REPUBLIKA.CO.ID, JAKARTA -- Peneliti Universitas Sebelas Maret (UNS) Anto Prabowo menilai proyek Giant Sea Wall (GSW) perlu mendapat dukungan dari solusi pembiayaan campuran (blended finance). Proyek itu diestimasi membutuhkan dana sebesar 40-42 miliar dolar AS untuk pembangunan di Jakarta. Angka sebesar ini, kata dia, tak bisa sepenuhnya mengandalkan APBN yang juga menanggung program prioritas lainnya.
“Solusinya adalah pembiayaan campuran (blended finance), memadukan dana publik, swasta, dan investor global melalui instrumen keuangan inovatif,” kata Anto dalam keterangan tertulis di Jakarta, Sabtu (6/9/2025).
Menurutnya, GSW akan menjadi model adaptasi iklim global yang memadukan perlindungan aset fisik, transformasi sosial-ekonomi, pelestarian ekologi, dan inovasi pembiayaan jika berhasil. Potensi nilai ekonominya diperkirakan mencapai 20-25 miliar dolar AS nilai properti baru di kawasan reklamasi dalam 20 tahun, pusat bisnis, dan industri baru yang menarik investasi asing langsung (FDI).
Proyek ini juga diproyeksikan dapat menyerap ratusan ribu tenaga kerja di sektor konstruksi, jasa, dan pariwisata.
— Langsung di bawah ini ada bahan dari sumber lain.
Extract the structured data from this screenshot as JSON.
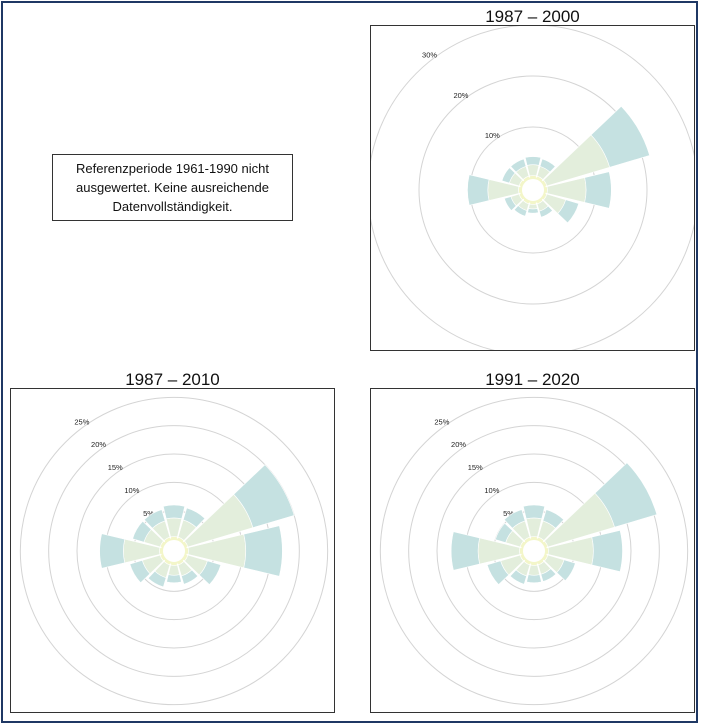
{
  "note": {
    "line1": "Referenzperiode 1961-1990 nicht",
    "line2": "ausgewertet. Keine ausreichende",
    "line3": "Datenvollständigkeit."
  },
  "colors": {
    "frame": "#1f3864",
    "outer_band": "#c5e1e1",
    "middle_band": "#e3eedc",
    "inner_band": "#f3f6c9",
    "grid": "#d4d4d4"
  },
  "chart_data": [
    {
      "type": "polar-bar",
      "title": "1987 – 2000",
      "ring_labels": [
        "10%",
        "20%",
        "30%"
      ],
      "ring_values": [
        10,
        20,
        30
      ],
      "r_max": 30,
      "directions_deg": [
        0,
        30,
        60,
        90,
        120,
        150,
        180,
        210,
        240,
        270,
        300,
        330
      ],
      "values": [
        4.2,
        4.0,
        21.5,
        13.0,
        7.0,
        3.2,
        2.2,
        3.0,
        3.5,
        10.5,
        4.0,
        4.0
      ]
    },
    {
      "type": "polar-bar",
      "title": "1987 – 2010",
      "ring_labels": [
        "5%",
        "10%",
        "15%",
        "20%",
        "25%"
      ],
      "ring_values": [
        5,
        10,
        15,
        20,
        25
      ],
      "r_max": 27,
      "directions_deg": [
        0,
        30,
        60,
        90,
        120,
        150,
        180,
        210,
        240,
        270,
        300,
        330
      ],
      "values": [
        6.0,
        5.8,
        20.0,
        17.0,
        6.5,
        4.0,
        3.5,
        4.5,
        6.0,
        11.0,
        5.5,
        5.5
      ]
    },
    {
      "type": "polar-bar",
      "title": "1991 – 2020",
      "ring_labels": [
        "5%",
        "10%",
        "15%",
        "20%",
        "25%"
      ],
      "ring_values": [
        5,
        10,
        15,
        20,
        25
      ],
      "r_max": 27,
      "directions_deg": [
        0,
        30,
        60,
        90,
        120,
        150,
        180,
        210,
        240,
        270,
        300,
        330
      ],
      "values": [
        6.0,
        5.5,
        20.5,
        13.5,
        5.5,
        3.5,
        3.5,
        4.0,
        6.5,
        12.5,
        5.0,
        5.5
      ]
    }
  ]
}
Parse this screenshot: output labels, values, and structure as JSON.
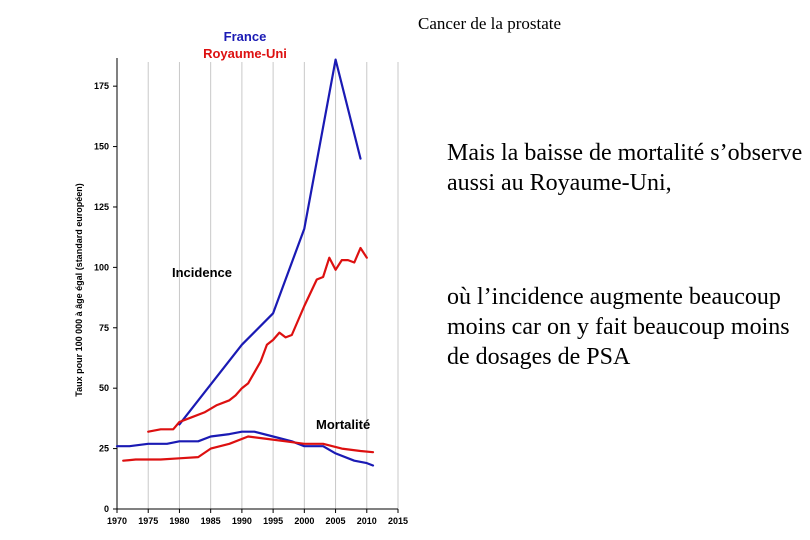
{
  "slide": {
    "title": "Cancer de la prostate",
    "paragraph1": "Mais la baisse de mortalité s’observe aussi au Royaume-Uni,",
    "paragraph2": "où l’incidence augmente beaucoup moins car on y fait beaucoup moins de dosages de PSA"
  },
  "chart_data": {
    "type": "line",
    "title": "",
    "ylabel": "Taux pour 100 000 à âge égal (standard européen)",
    "xlabel": "",
    "xlim": [
      1970,
      2015
    ],
    "ylim": [
      0,
      185
    ],
    "x_ticks": [
      1970,
      1975,
      1980,
      1985,
      1990,
      1995,
      2000,
      2005,
      2010,
      2015
    ],
    "y_ticks": [
      0,
      25,
      50,
      75,
      100,
      125,
      150,
      175
    ],
    "grid": "vertical",
    "legend": [
      "France",
      "Royaume-Uni"
    ],
    "legend_position": "top-left",
    "colors": {
      "France": "#1a1ab4",
      "Royaume-Uni": "#dd1010"
    },
    "annotations": [
      "Incidence",
      "Mortalité"
    ],
    "series": [
      {
        "name": "France",
        "group": "Incidence",
        "x": [
          1980,
          1990,
          1995,
          2000,
          2005,
          2009
        ],
        "y": [
          35,
          68,
          81,
          116,
          186,
          145
        ]
      },
      {
        "name": "Royaume-Uni",
        "group": "Incidence",
        "x": [
          1975,
          1977,
          1979,
          1980,
          1982,
          1984,
          1986,
          1988,
          1989,
          1990,
          1991,
          1993,
          1994,
          1995,
          1996,
          1997,
          1998,
          2000,
          2002,
          2003,
          2004,
          2005,
          2006,
          2007,
          2008,
          2009,
          2010
        ],
        "y": [
          32,
          33,
          33,
          36,
          38,
          40,
          43,
          45,
          47,
          50,
          52,
          61,
          68,
          70,
          73,
          71,
          72,
          84,
          95,
          96,
          104,
          99,
          103,
          103,
          102,
          108,
          104
        ]
      },
      {
        "name": "France",
        "group": "Mortalité",
        "x": [
          1970,
          1972,
          1975,
          1978,
          1980,
          1983,
          1985,
          1988,
          1990,
          1992,
          1995,
          1998,
          2000,
          2003,
          2005,
          2008,
          2010,
          2011
        ],
        "y": [
          26,
          26,
          27,
          27,
          28,
          28,
          30,
          31,
          32,
          32,
          30,
          28,
          26,
          26,
          23,
          20,
          19,
          18
        ]
      },
      {
        "name": "Royaume-Uni",
        "group": "Mortalité",
        "x": [
          1971,
          1973,
          1975,
          1977,
          1980,
          1983,
          1985,
          1988,
          1991,
          1994,
          1997,
          2000,
          2003,
          2006,
          2009,
          2011
        ],
        "y": [
          20,
          20.5,
          20.5,
          20.5,
          21,
          21.5,
          25,
          27,
          30,
          29,
          28,
          27,
          27,
          25,
          24,
          23.5
        ]
      }
    ]
  }
}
Selain itu, efisiensi ekonomi dari pengurangan kerugian banjir sebesar 600 juta dolar AS per tahun.
“GSW bukan hanya mencegah kerugian, tetapi menciptakan nilai ekonomi baru. Inilah logika asset value protection dan asset value creation yang harus berjalan beriringan,” tambahnya.
Dia menambahkan proyek multidimensi ini bisa berhasil dengan tata kelola kolaboratif. Inovasi keuangan seperti Green Sukuk, Asset Value Protection, dan ABS menjadikan proyek ini bankable sekaligus inklusif.
Safeguards sosial-ekologis juga perlu diperhatikan untuk memastikan pembangunan berkeadilan.
“Jika ketiga hal ini dijaga, GSW akan menjadi tonggak sejarah Indonesia dalam menjawab triple challenge kebijakan iklim, yaitu efektivitas, efisiensi, dan keadilan,” tuturnya.
Menteri Koordinator Bidang Infrastruktur dan Pembangunan Kewilayahan, Agus Harimurti Yudhoyono (AHY), membuka peluang kerja sama dengan China untuk proyek infrastruktur Giant Sea Wall Pantura. Hal itu disampaikan di kompleks Istana Kepresidenan, Jakarta, Kamis, merespons pertemuan bilateral Presiden Prabowo Subianto dengan Presiden Xi Jinping di Beijing, Rabu (3/9).
"Saya ingin dengar juga apa yang yang menjadi pembicaraan Pak Presiden Prabowo di China dengan Presiden Xi Jinping, termasuk apakah ada kaitan langsung berkait dengan sejumlah proyek infrastruktur," kata AHY saat tiba di kompleks Istana Kepresidenan, Jakarta, untuk menghadiri rapat bersama Presiden.
Ia mengatakan bahwa pemerintah tengah mengawal sejumlah proyek strategis nasional berskala besar, termasuk pembangunan Giant Sea Wall di Pantura dan perluasan trayek kereta cepat. Ia menilai proyek tersebut membutuhkan dukungan investasi asing agar bisa terealisasi optimal.
"Karena sekali lagi, kami membutuhkan investasi untuk membantu membiayai pembangunan infrastruktur, terutama infrastruktur yang berskala besar," katanya.
Menurut AHY, pemerintah telah membentuk badan otorita khusus untuk menangani proyek perlindungan kawasan Pantura Jawa tersebut. Kolaborasi dengan mitra internasional, termasuk China, dinilai dapat mempercepat perencanaan, pendanaan, hingga eksekusi lapangan.
“Yang paling penting adalah nanti bisa dieksekusi dengan baik,” katanya.